This is what the First City blog had to say about Animal’s People, one of the six books shortlisted for the Man Booker Prize. The Prize was announced last evening in London. The winner is… well, inconsequential to this post.
I had commented in defense of the book in their comments section to the piece, but I deleted it for several reasons.
One is that I think it merits an entire post [long overdue now], and isn’t meant as a defense as much as it’s about my [selective] views on the book in the context of these remarks. So here goes…
On befriending Jaanwar [Animal]
“I used to be human once” is how he starts, hinting with his first words, that a genuine friendship between you and him is, if not impossible, a questionable proposition.
Jaanwar walks on all fours. His arse is higher than his head and he can smell out people who haven’t washed their crotches, in a crowd.
Jaanwar will have you know at the outset that he doesn’t value your opinion much. He’ll deliberately mislead you. He’ll pretend to trust you. He’ll have you buy into the ostensible innocence of his most outrageous deeds. He’s manipulative and he thinks it’s all well within his right to be so unreliable, because, after all, he isn’t human.
Jaanwar’s words are clever because he is clever. Chaalu. Street smart. You [Eyes] are meant to get beyond this cleverness. He’s very clear he doesn’t want your middle class friendship. It’s nothing but a burden to him unless of course it can either a.) help him walk straight b.) get him laid. At least that’s what he’ll have you know.
He’s telling you this story because it must be told. Because he has a duty. Because he has been infected, by the end, by your [Zafar’s] middle class notion of fairly won justice. So he thinks you will appreciate this story, because inexplicable as it is, that’s how, according to him, your world works.
The New York magazine had it spot on when they called it “scabrously funny”. Jaanwar is a wily mischief maker, and he’ll offer no apology for it. He, who shares an unspoken bond of mutual respect with scorpions, doesn’t care whether you think he's adopted an appalling trick of glorifying misery – his scabrousness as much as his disdain towards you and the many people who’ve expressed sympathy over ‘that night’ – or whether you feel pity. He is unmoved. Show him a miracle, not your sympathy or your hand in meaningless friendship.
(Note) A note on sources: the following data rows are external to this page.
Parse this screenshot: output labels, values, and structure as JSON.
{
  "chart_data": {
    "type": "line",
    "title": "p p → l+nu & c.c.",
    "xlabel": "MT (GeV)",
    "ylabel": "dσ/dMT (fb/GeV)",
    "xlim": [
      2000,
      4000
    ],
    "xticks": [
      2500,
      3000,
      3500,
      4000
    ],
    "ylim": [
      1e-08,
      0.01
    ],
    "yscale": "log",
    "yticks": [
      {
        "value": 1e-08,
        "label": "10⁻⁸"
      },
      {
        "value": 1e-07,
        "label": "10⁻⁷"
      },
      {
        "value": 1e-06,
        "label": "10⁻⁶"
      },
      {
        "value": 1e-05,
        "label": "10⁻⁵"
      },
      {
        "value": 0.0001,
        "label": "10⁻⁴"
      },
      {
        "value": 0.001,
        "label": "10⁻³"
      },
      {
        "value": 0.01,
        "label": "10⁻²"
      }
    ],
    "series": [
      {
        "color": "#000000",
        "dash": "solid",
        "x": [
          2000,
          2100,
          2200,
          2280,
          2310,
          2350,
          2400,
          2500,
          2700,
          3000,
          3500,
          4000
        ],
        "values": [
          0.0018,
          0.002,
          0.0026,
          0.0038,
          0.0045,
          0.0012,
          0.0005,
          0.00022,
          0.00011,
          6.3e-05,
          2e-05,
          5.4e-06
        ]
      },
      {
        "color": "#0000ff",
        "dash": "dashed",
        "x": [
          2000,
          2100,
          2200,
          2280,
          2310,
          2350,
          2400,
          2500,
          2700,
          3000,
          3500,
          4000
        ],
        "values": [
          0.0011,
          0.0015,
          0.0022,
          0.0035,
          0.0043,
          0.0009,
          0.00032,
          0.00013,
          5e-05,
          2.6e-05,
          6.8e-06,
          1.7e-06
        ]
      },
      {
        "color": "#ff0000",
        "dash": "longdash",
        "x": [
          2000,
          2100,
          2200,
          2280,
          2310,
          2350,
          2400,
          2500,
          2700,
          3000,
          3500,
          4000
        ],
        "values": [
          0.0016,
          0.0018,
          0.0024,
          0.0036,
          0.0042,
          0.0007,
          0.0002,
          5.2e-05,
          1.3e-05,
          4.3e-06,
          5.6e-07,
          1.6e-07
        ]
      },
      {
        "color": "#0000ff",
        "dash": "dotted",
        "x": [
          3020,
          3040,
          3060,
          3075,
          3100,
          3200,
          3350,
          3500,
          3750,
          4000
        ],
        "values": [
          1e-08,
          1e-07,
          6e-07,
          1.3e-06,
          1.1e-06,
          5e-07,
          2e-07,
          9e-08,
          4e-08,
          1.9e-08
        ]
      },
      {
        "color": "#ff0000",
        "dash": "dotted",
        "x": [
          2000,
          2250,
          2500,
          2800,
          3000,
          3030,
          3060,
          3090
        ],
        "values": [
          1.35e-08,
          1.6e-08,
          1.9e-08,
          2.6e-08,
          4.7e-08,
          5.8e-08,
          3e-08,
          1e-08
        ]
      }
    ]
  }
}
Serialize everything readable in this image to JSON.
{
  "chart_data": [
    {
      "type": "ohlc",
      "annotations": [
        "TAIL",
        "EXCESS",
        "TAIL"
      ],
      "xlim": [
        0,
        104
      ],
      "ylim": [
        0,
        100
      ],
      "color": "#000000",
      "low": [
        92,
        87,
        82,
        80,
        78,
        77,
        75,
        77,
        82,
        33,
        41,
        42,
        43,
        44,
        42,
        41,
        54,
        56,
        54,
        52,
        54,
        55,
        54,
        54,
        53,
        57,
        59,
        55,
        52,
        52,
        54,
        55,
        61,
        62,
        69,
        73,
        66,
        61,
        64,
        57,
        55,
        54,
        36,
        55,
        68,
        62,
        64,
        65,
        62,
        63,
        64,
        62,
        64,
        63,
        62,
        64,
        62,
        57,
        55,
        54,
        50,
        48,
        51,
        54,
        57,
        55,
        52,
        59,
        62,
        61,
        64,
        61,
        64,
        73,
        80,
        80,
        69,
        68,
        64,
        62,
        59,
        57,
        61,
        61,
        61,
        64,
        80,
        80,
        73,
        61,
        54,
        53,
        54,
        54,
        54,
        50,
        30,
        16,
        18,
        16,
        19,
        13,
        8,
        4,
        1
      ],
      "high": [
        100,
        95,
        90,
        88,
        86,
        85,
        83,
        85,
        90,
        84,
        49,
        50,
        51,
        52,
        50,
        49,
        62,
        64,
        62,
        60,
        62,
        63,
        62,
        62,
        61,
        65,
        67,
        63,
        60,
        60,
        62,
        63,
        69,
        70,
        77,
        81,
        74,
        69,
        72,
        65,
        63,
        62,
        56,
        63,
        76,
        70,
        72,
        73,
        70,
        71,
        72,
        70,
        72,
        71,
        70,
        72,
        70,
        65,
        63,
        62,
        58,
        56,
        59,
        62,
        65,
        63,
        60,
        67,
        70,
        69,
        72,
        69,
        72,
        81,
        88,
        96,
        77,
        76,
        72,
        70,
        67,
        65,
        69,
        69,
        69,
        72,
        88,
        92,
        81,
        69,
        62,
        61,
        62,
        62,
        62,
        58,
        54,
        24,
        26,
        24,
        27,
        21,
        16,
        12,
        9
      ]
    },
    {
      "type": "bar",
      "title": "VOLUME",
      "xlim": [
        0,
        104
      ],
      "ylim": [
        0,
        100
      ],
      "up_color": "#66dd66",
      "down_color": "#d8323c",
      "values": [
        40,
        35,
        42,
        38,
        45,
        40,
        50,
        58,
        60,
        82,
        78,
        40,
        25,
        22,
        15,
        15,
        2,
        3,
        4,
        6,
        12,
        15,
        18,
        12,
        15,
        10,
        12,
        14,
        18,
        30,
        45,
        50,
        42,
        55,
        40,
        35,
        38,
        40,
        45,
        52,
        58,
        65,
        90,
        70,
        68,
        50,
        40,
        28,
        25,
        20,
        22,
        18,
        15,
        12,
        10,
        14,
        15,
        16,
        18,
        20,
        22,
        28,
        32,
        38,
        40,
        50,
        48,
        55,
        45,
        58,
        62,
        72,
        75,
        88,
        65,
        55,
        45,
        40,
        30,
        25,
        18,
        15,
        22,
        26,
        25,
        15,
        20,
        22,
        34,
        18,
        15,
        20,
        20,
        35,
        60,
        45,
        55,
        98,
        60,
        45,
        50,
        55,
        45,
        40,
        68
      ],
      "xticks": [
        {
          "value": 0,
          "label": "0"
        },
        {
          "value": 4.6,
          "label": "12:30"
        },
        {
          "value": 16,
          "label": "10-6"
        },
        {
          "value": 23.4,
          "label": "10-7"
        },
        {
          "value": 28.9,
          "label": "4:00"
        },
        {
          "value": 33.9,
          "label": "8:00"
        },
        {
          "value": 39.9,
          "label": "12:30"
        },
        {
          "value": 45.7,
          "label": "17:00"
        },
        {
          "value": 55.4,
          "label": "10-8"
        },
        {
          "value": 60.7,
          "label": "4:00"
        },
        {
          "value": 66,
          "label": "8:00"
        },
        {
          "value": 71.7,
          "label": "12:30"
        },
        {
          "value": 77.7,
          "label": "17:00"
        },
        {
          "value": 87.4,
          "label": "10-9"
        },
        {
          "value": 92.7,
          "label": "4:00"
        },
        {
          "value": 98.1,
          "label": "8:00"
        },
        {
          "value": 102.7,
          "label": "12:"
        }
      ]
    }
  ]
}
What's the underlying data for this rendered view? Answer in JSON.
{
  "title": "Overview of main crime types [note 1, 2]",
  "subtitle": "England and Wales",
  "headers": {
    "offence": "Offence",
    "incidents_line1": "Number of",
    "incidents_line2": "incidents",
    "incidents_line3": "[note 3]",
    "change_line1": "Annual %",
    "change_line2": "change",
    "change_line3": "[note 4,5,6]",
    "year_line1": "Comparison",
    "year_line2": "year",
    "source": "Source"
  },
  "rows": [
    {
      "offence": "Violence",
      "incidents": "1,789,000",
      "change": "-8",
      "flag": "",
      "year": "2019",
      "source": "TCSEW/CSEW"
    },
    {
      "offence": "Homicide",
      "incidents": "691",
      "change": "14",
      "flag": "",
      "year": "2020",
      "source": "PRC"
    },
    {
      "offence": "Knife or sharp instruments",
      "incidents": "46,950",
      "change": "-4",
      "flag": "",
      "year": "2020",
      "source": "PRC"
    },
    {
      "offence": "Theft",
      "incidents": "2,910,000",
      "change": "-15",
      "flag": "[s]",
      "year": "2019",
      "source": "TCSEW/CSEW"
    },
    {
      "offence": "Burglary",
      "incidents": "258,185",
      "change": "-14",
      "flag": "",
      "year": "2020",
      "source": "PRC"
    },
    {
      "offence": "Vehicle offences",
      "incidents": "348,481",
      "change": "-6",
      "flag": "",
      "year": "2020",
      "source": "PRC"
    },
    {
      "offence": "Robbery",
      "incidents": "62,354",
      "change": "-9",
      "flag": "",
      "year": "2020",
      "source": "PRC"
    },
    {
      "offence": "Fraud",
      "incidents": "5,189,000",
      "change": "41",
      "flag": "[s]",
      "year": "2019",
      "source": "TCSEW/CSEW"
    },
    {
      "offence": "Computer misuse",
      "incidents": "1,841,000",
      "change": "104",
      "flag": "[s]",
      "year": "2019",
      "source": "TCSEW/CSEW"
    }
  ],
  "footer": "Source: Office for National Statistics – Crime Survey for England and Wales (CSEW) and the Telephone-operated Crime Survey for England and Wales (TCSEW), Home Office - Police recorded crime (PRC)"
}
He clearly wants to goad you [Eyes] over your assumption [which may well be a clichéd perception on his part] that all villains are bastards, and those that they perpetrate their villainy upon are allowed a meek dignity that comes with acceptance or then the haloed righteousness that must burn through nothing less than a raging rebellion. But it is possible, isn’t it, for someone to be both [in this case – a bit of] a bastard and the survivor of another’s bastardry.
Bhopal in a poor guise as Khaufpur
The metaphor was meant to be ‘ill’-disguised. Given that Bhopal does exist, that IS has spent 14 years writing and editing for the Bhopal Medical Appeal, and that Khaufpur is Bhopal, it would be unfair to suggest that setting it here is merely a gimmick designed to milk the most of Indian exotica. That said, the cover is a seriously unforgivable disaster, and I wouldn’t blame anyone for feeling this disgust, purely for its lack of visual appeal.
The Booker Prize
I’m not surprised that Animal hasn’t won the Booker. It is not ‘expansive’ enough in that it does not speak of generic things that are of interest or relevance to an ‘international audience’ [the definition of which is at best truly confounding] like American paranoia, sexual angst or dysfunctional social constructs; it doesn’t creep around sturdy, time tested pearls from English literature – either Biblical or non… and I’m sorry I cannot draw up any pithy observation about the fifth book.
And really, it doesn’t matter. The Booker forum has already brought it as far as it could in aid of what it [the book] set out to do – [get you past the cloying 1980s development sector imagery of the cover, and] be heard in what it tells you about the deep, alive and spreading roots of poison that Dow has sown in Bhopal, in the words of someone who continues to live with the repercussions each waking moment long before and well after we’re done dispensing our opinion on the literary merits of his voice.